Singapore: Tightening Rules for Software Devices
Singapore’s Health Sciences Authority (HSA) takes a very precise approach. At the end of 2021, it clarified its requirements on software that is classified as a medical device. The smallest change – whether that is changing an algorithm, the operating system, or adding a new feature – must be reported. Developers must notify the regulator within 6 months and keep records of all changes to their software.
The message is clear: digital health products evolve constantly, but patient safety cannot be compromised by an unchecked software patch. By insisting on oversight of incremental updates, Singapore is building a regulatory model that other markets may look to as software becomes central to healthcare.
Hong Kong: Catching Up After the Pandemic
Since the pandemic, Hong Kong has expedited digital health initiatives that had long been talked about but never widely adopted. Since 2021, hospitals and clinics have initiated telehealth consultations, developed mobile apps for appointments, established digital record systems, and used navigation and location services to smooth patient flow.
These moves are significant, but Hong Kong still trails neighbors like Singapore in terms of depth and coordination. Much of the progress remains fragmented across providers. Turning pandemic-era improvisations into durable, system-wide frameworks will be the city’s next challenge.
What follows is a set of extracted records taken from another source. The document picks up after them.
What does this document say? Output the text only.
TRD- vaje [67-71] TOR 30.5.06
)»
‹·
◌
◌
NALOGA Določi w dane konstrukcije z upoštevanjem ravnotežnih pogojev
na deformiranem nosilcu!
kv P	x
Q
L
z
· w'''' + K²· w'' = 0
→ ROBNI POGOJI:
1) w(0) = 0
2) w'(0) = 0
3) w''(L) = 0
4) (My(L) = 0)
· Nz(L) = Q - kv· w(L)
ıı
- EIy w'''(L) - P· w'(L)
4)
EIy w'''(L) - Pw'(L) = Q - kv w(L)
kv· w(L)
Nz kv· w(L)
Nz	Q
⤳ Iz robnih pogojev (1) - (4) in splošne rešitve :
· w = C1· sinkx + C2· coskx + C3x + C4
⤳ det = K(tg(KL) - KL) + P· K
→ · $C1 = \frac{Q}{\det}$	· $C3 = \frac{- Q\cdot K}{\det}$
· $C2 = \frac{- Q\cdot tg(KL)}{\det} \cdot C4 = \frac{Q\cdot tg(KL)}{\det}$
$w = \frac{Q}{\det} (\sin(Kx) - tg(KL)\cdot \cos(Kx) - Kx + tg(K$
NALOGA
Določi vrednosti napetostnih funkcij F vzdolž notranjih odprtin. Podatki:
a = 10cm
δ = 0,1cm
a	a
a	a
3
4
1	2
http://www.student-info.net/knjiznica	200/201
Korea: Leading on Fast-Track Innovation
Korea’s approach to digital health can be characterized by its speed of adoption. In November 2024, regulators unveiled the “Immediate Market Entry Medical Technology System.” For eligible products such as AI-driven diagnostics, digital therapeutics, and medical robots, the approval timeline has been cut from well over a year to as little as 80 days.
What makes this reform stand out is its dual-track design. As soon as clinical evaluation begins, the reimbursement review by the Health Insurance Review and Assessment Agency runs in parallel. This means manufacturers no longer have to wait a long time for regulatory approval to receive Korean medical device reimbursement.
There are safeguards – some products with new technologies will have 3 years of post-market surveillance. Products that are proven to perform well during this period can receive better reimbursement. The Ministry of Health and Welfare has even established the Digital Health Promotion Agency to coordinate the national strategy, manage R&D, and integrate emerging technologies within the healthcare provision system.
Looking Across the Region
Despite their differences, all these Asian countries are wrestling with similar questions: How should regulators handle the constant updates that define digital tools? How can systems reward innovation while protecting patients and keeping care affordable? And how can public trust be maintained when technologies advance faster than the rules? Asia’s answers to these questions will not just shape local markets. Given the region’s size and diversity, policies in Asia are likely to influence global standards as well.